We sit on the sands and observe the waves moving in and out, frothing and swirling around the hardened, ancient lava. I think about how at some point these rocks had also been in liquid form and how impenetrable they seemed now. The colours of the waves change as they approach the land: from deep green to pale, translucent blue, from shadow-grey to pearly white. I notice that a rock-platform in front of us is in the shape of a Komodo dragon, its hexagonal pattern not entirely unlike the texture of lizard skin. I imagine it heaving itself up and taking big clumsy steps. The unforgiving sun is making me hallucinate. 

We walk around the island, stopping at places where the rocks make corridors, tunnels, controlling how much of the sea can come into the land.

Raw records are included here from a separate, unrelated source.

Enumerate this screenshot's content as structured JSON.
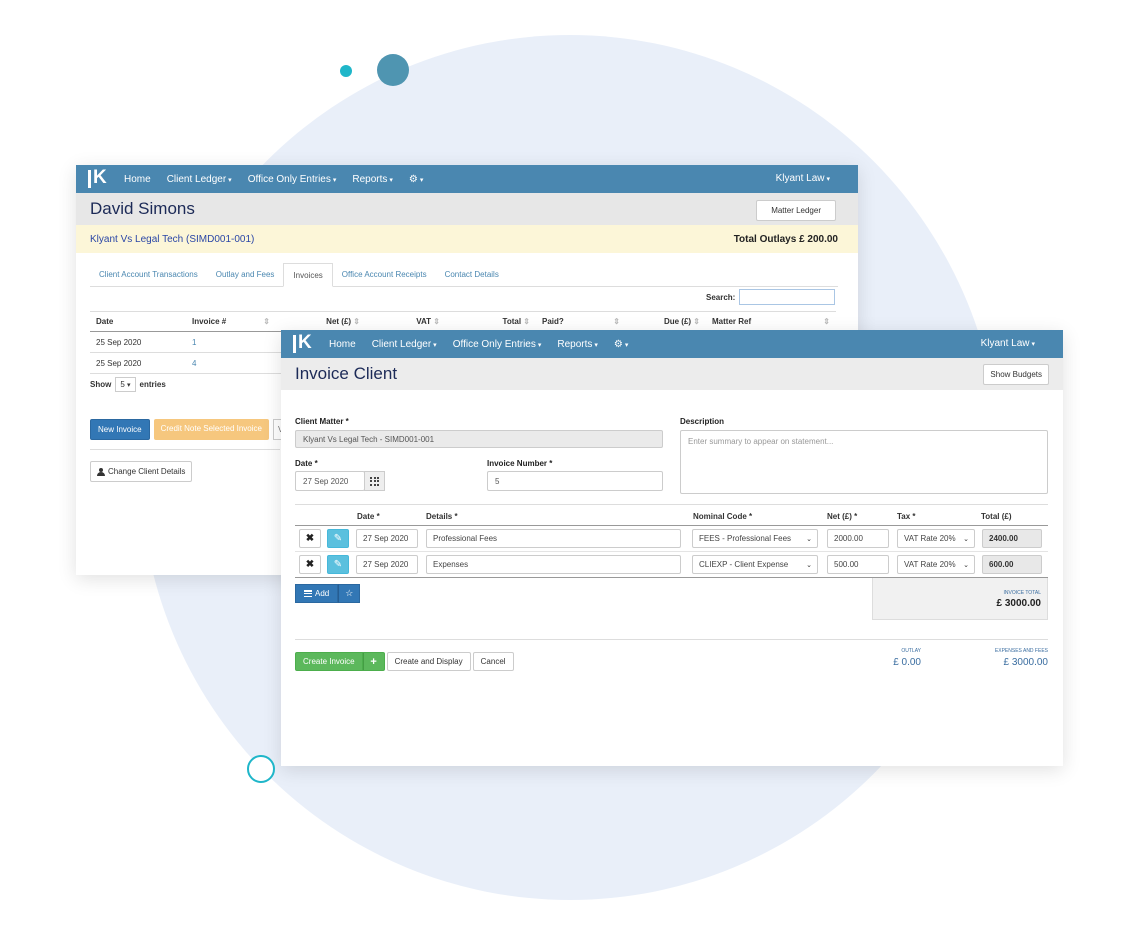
{
  "nav": {
    "items": [
      "Home",
      "Client Ledger",
      "Office Only Entries",
      "Reports"
    ],
    "firm": "Klyant Law"
  },
  "back": {
    "client_name": "David Simons",
    "matter_ledger_btn": "Matter Ledger",
    "matter": "Klyant Vs Legal Tech (SIMD001-001)",
    "total_outlays": "Total Outlays £ 200.00",
    "tabs": [
      "Client Account Transactions",
      "Outlay and Fees",
      "Invoices",
      "Office Account Receipts",
      "Contact Details"
    ],
    "search_label": "Search:",
    "columns": [
      "Date",
      "Invoice #",
      "Net (£)",
      "VAT",
      "Total",
      "Paid?",
      "Due (£)",
      "Matter Ref"
    ],
    "rows": [
      {
        "date": "25 Sep 2020",
        "invoice": "1"
      },
      {
        "date": "25 Sep 2020",
        "invoice": "4"
      }
    ],
    "show_label": "Show",
    "show_value": "5",
    "entries_label": "entries",
    "new_invoice": "New Invoice",
    "credit_note": "Credit Note Selected Invoice",
    "partial_btn": "V",
    "change_client": "Change Client Details"
  },
  "front": {
    "title": "Invoice Client",
    "show_budgets": "Show Budgets",
    "client_matter_label": "Client Matter *",
    "client_matter_value": "Klyant Vs Legal Tech - SIMD001-001",
    "description_label": "Description",
    "description_placeholder": "Enter summary to appear on statement...",
    "date_label": "Date *",
    "date_value": "27 Sep 2020",
    "invoice_number_label": "Invoice Number *",
    "invoice_number_value": "5",
    "line_columns": {
      "date": "Date *",
      "details": "Details *",
      "nominal": "Nominal Code *",
      "net": "Net (£) *",
      "tax": "Tax *",
      "total": "Total (£)"
    },
    "lines": [
      {
        "date": "27 Sep 2020",
        "details": "Professional Fees",
        "nominal": "FEES - Professional Fees",
        "net": "2000.00",
        "tax": "VAT Rate 20%",
        "total": "2400.00"
      },
      {
        "date": "27 Sep 2020",
        "details": "Expenses",
        "nominal": "CLIEXP - Client Expense",
        "net": "500.00",
        "tax": "VAT Rate 20%",
        "total": "600.00"
      }
    ],
    "add_btn": "Add",
    "invoice_total_label": "INVOICE TOTAL",
    "invoice_total_value": "£ 3000.00",
    "create_invoice": "Create Invoice",
    "create_display": "Create and Display",
    "cancel": "Cancel",
    "outlay_label": "OUTLAY",
    "outlay_value": "£ 0.00",
    "expenses_label": "EXPENSES AND FEES",
    "expenses_value": "£ 3000.00"
  },
  "colors": {
    "nav": "#4a87b0",
    "primary": "#3277b5",
    "success": "#5cb85c",
    "info": "#5bc0de",
    "warning": "#f6c77e",
    "background_circle": "#e9eff9",
    "accent_teal": "#1fb6c9"
  },
  "icons": [
    "klyant-logo",
    "gear-icon",
    "calendar-icon",
    "close-icon",
    "edit-icon",
    "list-icon",
    "star-icon",
    "plus-icon",
    "user-icon",
    "sort-icon"
  ]
}
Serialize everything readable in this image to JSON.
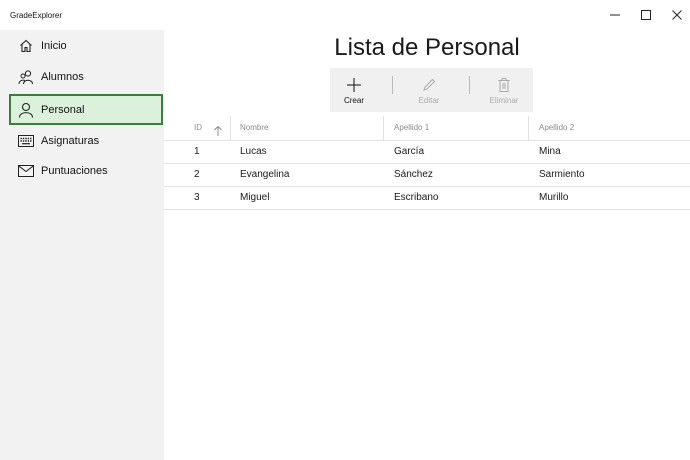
{
  "app": {
    "title": "GradeExplorer"
  },
  "window_controls": {
    "minimize_icon": "minimize-icon",
    "maximize_icon": "maximize-icon",
    "close_icon": "close-icon"
  },
  "sidebar": {
    "items": [
      {
        "label": "Inicio",
        "icon": "home-icon",
        "selected": false
      },
      {
        "label": "Alumnos",
        "icon": "people-icon",
        "selected": false
      },
      {
        "label": "Personal",
        "icon": "person-icon",
        "selected": true
      },
      {
        "label": "Asignaturas",
        "icon": "keyboard-icon",
        "selected": false
      },
      {
        "label": "Puntuaciones",
        "icon": "mail-icon",
        "selected": false
      }
    ],
    "selected_color": "#dbf1dc",
    "selected_border": "#3a7d3c"
  },
  "main": {
    "title": "Lista de Personal",
    "toolbar": {
      "create_label": "Crear",
      "edit_label": "Editar",
      "delete_label": "Eliminar"
    },
    "table": {
      "columns": [
        "ID",
        "Nombre",
        "Apellido 1",
        "Apellido 2"
      ],
      "sort_icon": "sort-ascending-icon",
      "rows": [
        {
          "id": "1",
          "nombre": "Lucas",
          "apellido1": "García",
          "apellido2": "Mina"
        },
        {
          "id": "2",
          "nombre": "Evangelina",
          "apellido1": "Sánchez",
          "apellido2": "Sarmiento"
        },
        {
          "id": "3",
          "nombre": "Miguel",
          "apellido1": "Escribano",
          "apellido2": "Murillo"
        }
      ]
    }
  }
}
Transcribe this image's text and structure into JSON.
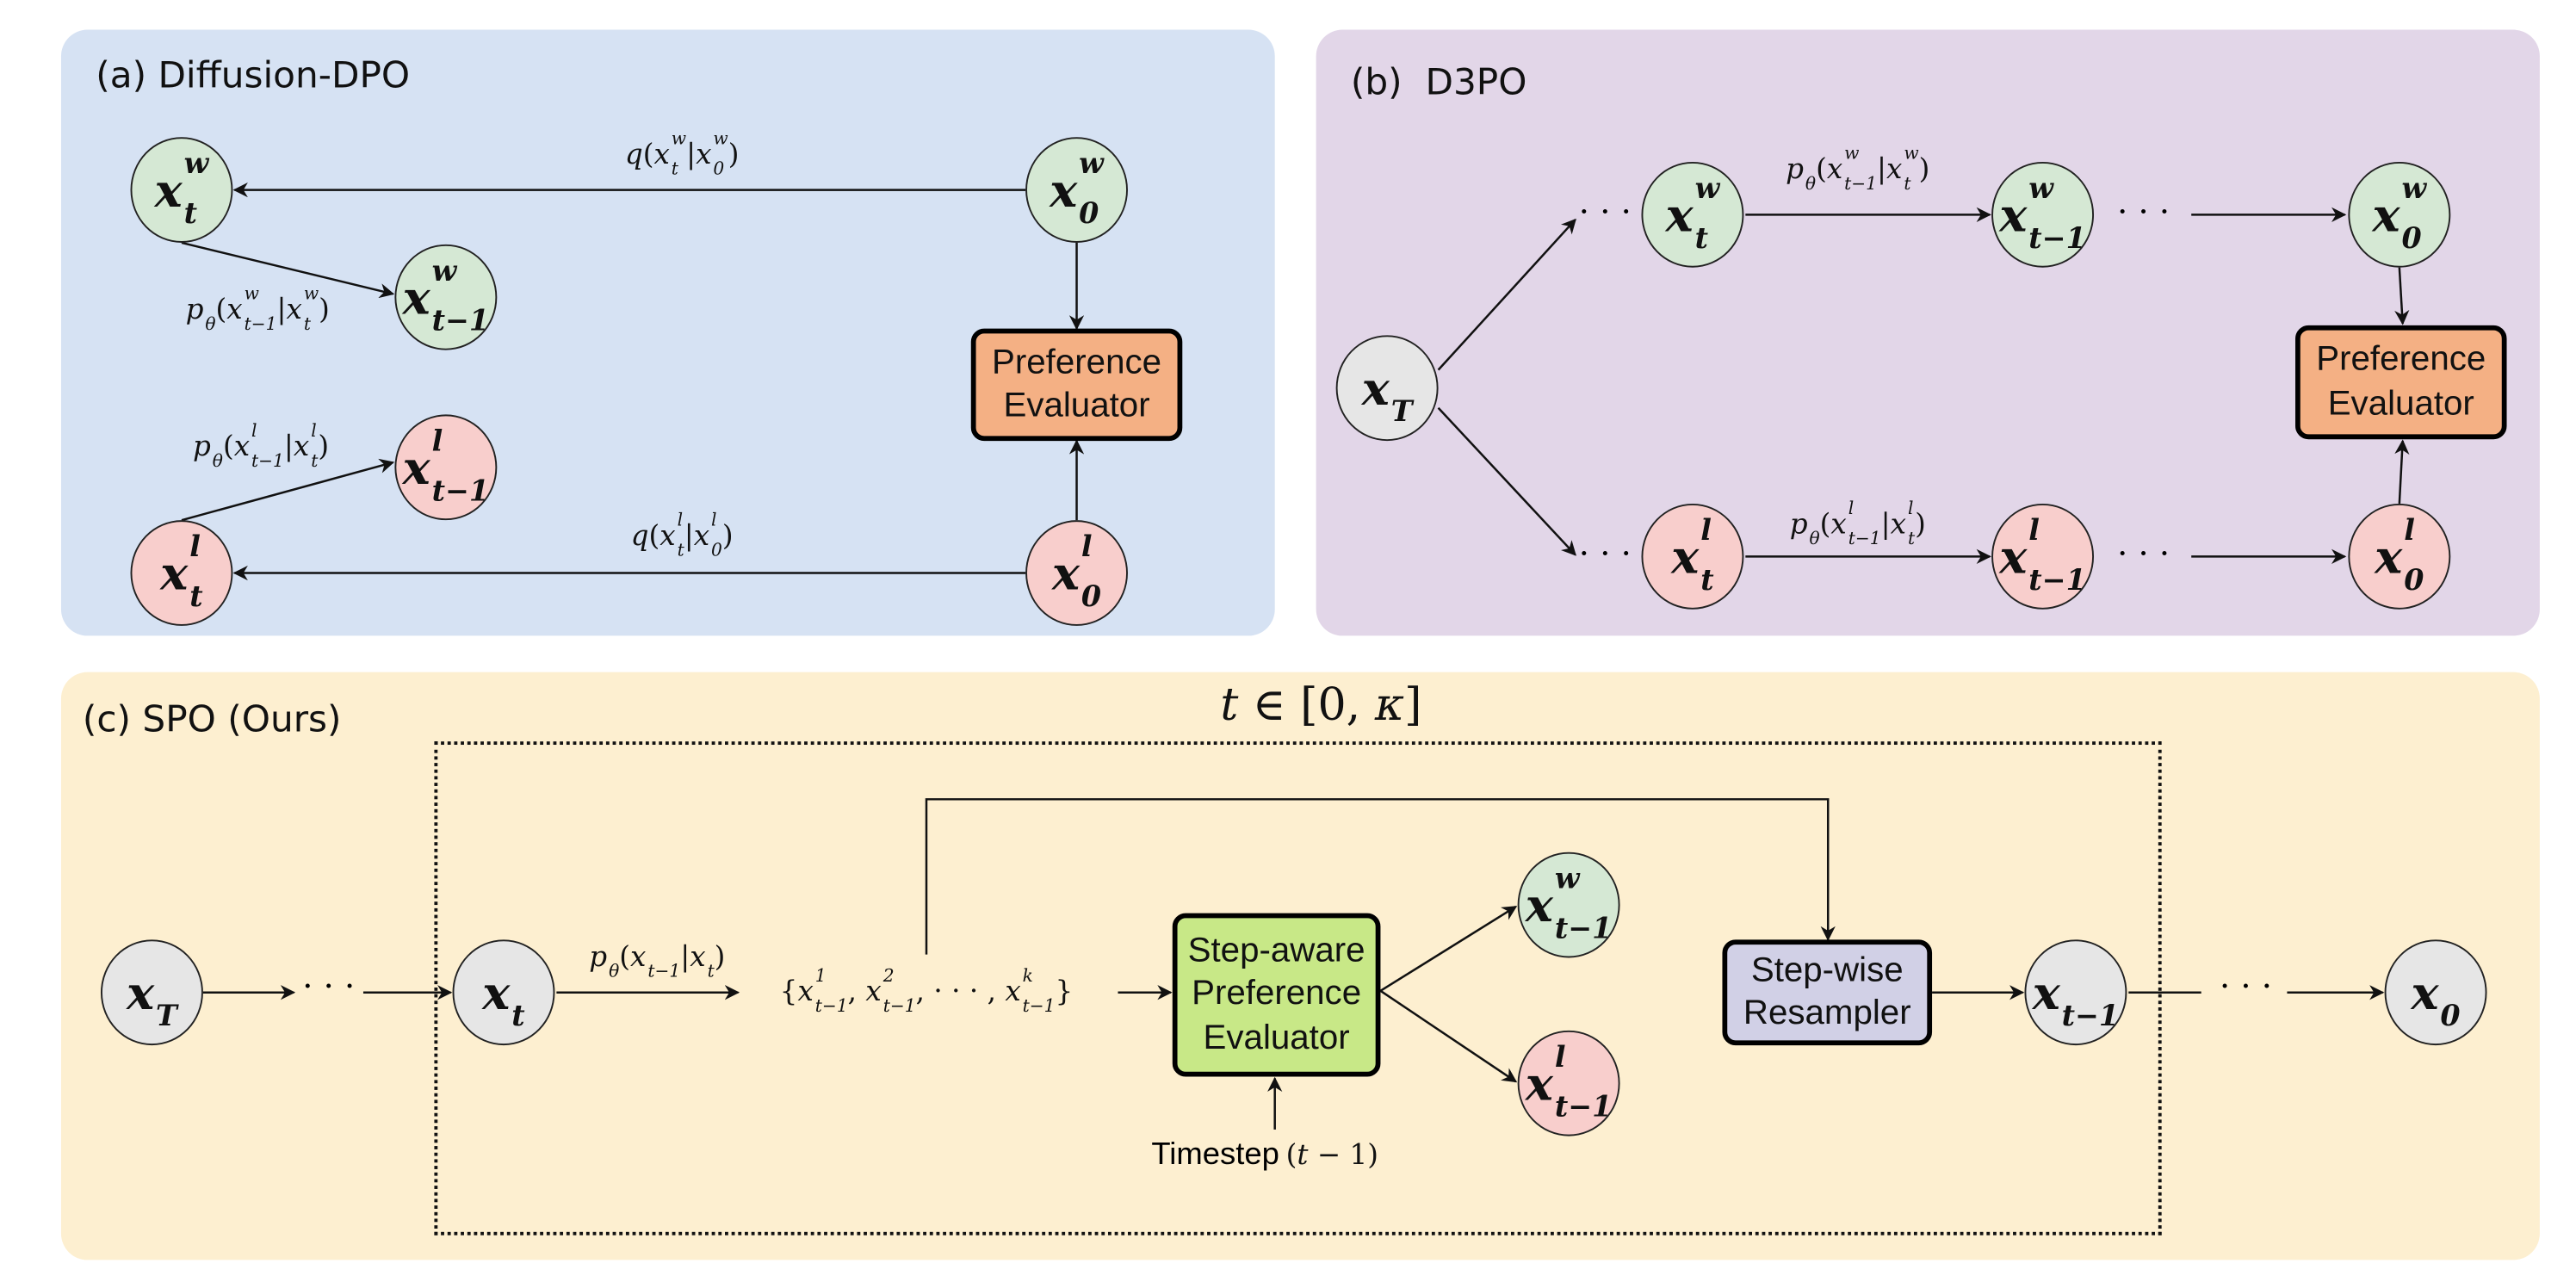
{
  "colors": {
    "panel_a": "#d6e2f3",
    "panel_b": "#e2d6e8",
    "panel_c": "#fdefd0",
    "winner": "#d5e8d4",
    "loser": "#f8cecc",
    "neutral": "#e6e6e6",
    "evaluator": "#f4b084",
    "step_evaluator": "#c8e887",
    "resampler": "#d1d0e6"
  },
  "panel_a": {
    "title": "(a) Diffusion-DPO",
    "nodes": {
      "xt_w": [
        {
          "t": "x",
          "sup": "w",
          "sub": "t"
        }
      ],
      "xt1_w": [
        {
          "t": "x",
          "sup": "w",
          "sub": "t−1"
        }
      ],
      "x0_w": [
        {
          "t": "x",
          "sup": "w",
          "sub": "0"
        }
      ],
      "xt1_l": [
        {
          "t": "x",
          "sup": "l",
          "sub": "t−1"
        }
      ],
      "xt_l": [
        {
          "t": "x",
          "sup": "l",
          "sub": "t"
        }
      ],
      "x0_l": [
        {
          "t": "x",
          "sup": "l",
          "sub": "0"
        }
      ]
    },
    "edge_labels": {
      "q_w": [
        {
          "t": "q"
        },
        {
          "t": "("
        },
        {
          "t": "x",
          "sup": "w",
          "sub": "t"
        },
        {
          "t": "|"
        },
        {
          "t": "x",
          "sup": "w",
          "sub": "0"
        },
        {
          "t": ")"
        }
      ],
      "p_w": [
        {
          "t": "p",
          "sub": "θ"
        },
        {
          "t": "("
        },
        {
          "t": "x",
          "sup": "w",
          "sub": "t−1"
        },
        {
          "t": "|"
        },
        {
          "t": "x",
          "sup": "w",
          "sub": "t"
        },
        {
          "t": ")"
        }
      ],
      "p_l": [
        {
          "t": "p",
          "sub": "θ"
        },
        {
          "t": "("
        },
        {
          "t": "x",
          "sup": "l",
          "sub": "t−1"
        },
        {
          "t": "|"
        },
        {
          "t": "x",
          "sup": "l",
          "sub": "t"
        },
        {
          "t": ")"
        }
      ],
      "q_l": [
        {
          "t": "q"
        },
        {
          "t": "("
        },
        {
          "t": "x",
          "sup": "l",
          "sub": "t"
        },
        {
          "t": "|"
        },
        {
          "t": "x",
          "sup": "l",
          "sub": "0"
        },
        {
          "t": ")"
        }
      ]
    },
    "evaluator": {
      "line1": "Preference",
      "line2": "Evaluator"
    }
  },
  "panel_b": {
    "title": "(b)  D3PO",
    "nodes": {
      "xT": [
        {
          "t": "x",
          "sub": "T"
        }
      ],
      "xt_w": [
        {
          "t": "x",
          "sup": "w",
          "sub": "t"
        }
      ],
      "xt1_w": [
        {
          "t": "x",
          "sup": "w",
          "sub": "t−1"
        }
      ],
      "x0_w": [
        {
          "t": "x",
          "sup": "w",
          "sub": "0"
        }
      ],
      "xt_l": [
        {
          "t": "x",
          "sup": "l",
          "sub": "t"
        }
      ],
      "xt1_l": [
        {
          "t": "x",
          "sup": "l",
          "sub": "t−1"
        }
      ],
      "x0_l": [
        {
          "t": "x",
          "sup": "l",
          "sub": "0"
        }
      ]
    },
    "edge_labels": {
      "p_w": [
        {
          "t": "p",
          "sub": "θ"
        },
        {
          "t": "("
        },
        {
          "t": "x",
          "sup": "w",
          "sub": "t−1"
        },
        {
          "t": "|"
        },
        {
          "t": "x",
          "sup": "w",
          "sub": "t"
        },
        {
          "t": ")"
        }
      ],
      "p_l": [
        {
          "t": "p",
          "sub": "θ"
        },
        {
          "t": "("
        },
        {
          "t": "x",
          "sup": "l",
          "sub": "t−1"
        },
        {
          "t": "|"
        },
        {
          "t": "x",
          "sup": "l",
          "sub": "t"
        },
        {
          "t": ")"
        }
      ]
    },
    "dots": "· · ·",
    "evaluator": {
      "line1": "Preference",
      "line2": "Evaluator"
    }
  },
  "panel_c": {
    "title": "(c) SPO (Ours)",
    "loop_range": [
      {
        "t": "t"
      },
      {
        "t": " ∈ [0, "
      },
      {
        "t": "κ"
      },
      {
        "t": "]"
      }
    ],
    "nodes": {
      "xT": [
        {
          "t": "x",
          "sub": "T"
        }
      ],
      "xt": [
        {
          "t": "x",
          "sub": "t"
        }
      ],
      "xt1_w": [
        {
          "t": "x",
          "sup": "w",
          "sub": "t−1"
        }
      ],
      "xt1_l": [
        {
          "t": "x",
          "sup": "l",
          "sub": "t−1"
        }
      ],
      "xt1": [
        {
          "t": "x",
          "sub": "t−1"
        }
      ],
      "x0": [
        {
          "t": "x",
          "sub": "0"
        }
      ]
    },
    "edge_labels": {
      "p": [
        {
          "t": "p",
          "sub": "θ"
        },
        {
          "t": "("
        },
        {
          "t": "x",
          "sub": "t−1"
        },
        {
          "t": "|"
        },
        {
          "t": "x",
          "sub": "t"
        },
        {
          "t": ")"
        }
      ],
      "samples": [
        {
          "t": "{"
        },
        {
          "t": "x",
          "sup": "1",
          "sub": "t−1"
        },
        {
          "t": ", "
        },
        {
          "t": "x",
          "sup": "2",
          "sub": "t−1"
        },
        {
          "t": ", · · · , "
        },
        {
          "t": "x",
          "sup": "k",
          "sub": "t−1"
        },
        {
          "t": "}"
        }
      ],
      "timestep_math": [
        {
          "t": "("
        },
        {
          "t": "t"
        },
        {
          "t": " − 1)"
        }
      ]
    },
    "timestep_label": "Timestep",
    "dots": "· · ·",
    "step_evaluator": {
      "line1": "Step-aware",
      "line2": "Preference",
      "line3": "Evaluator"
    },
    "resampler": {
      "line1": "Step-wise",
      "line2": "Resampler"
    }
  }
}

A sandpiper makes its way in a clear straight line, picking at insects and molluscs, oblivious to us. As we approach a pebble beach, we stumble on a strange sight. Interspersed among the smooth, round grey stones lie large white structures. Bones! Harsha picks up a long curved bone and brandishes it like a sword. We later find out that it is a turtle rib bone. A cuttlebone, broken in half,  lies in a corner. A few steps ahead: a perfectly shaped wishbone! Various joints surround us: it’s hard to tell what they might belong to. As if on guard, a black kite circles us overhead. Did it think we were potential thieves? Was there more to discover, was this its loot? We return the bones to where we found them and move on. 

Turtle bone found on the beach | © Ramya Sriram

I had noticed that overnight stays were prohibited on this uninhabited island and felt a twinge of curiosity. What would it be like to spend the night here, among bones and hungry birds of prey? What was this place like after sunset, during high tide? I will never find out. 

We hear the last call for the boat taking us back to Malpe. As we walk back, I’m pleased to see that the “No Plastic” boards on the island seem to be working. A young boy sits on the shore, tipping the last few drops of coconut water into his mouth directly from the coconut: no sign of straws on this strip of land. A little egret, its yellow feet against the black rock, surveys the beach for a snack. Would it be a crab, an insect or fish? On this island, it seemed to be spoilt for choice.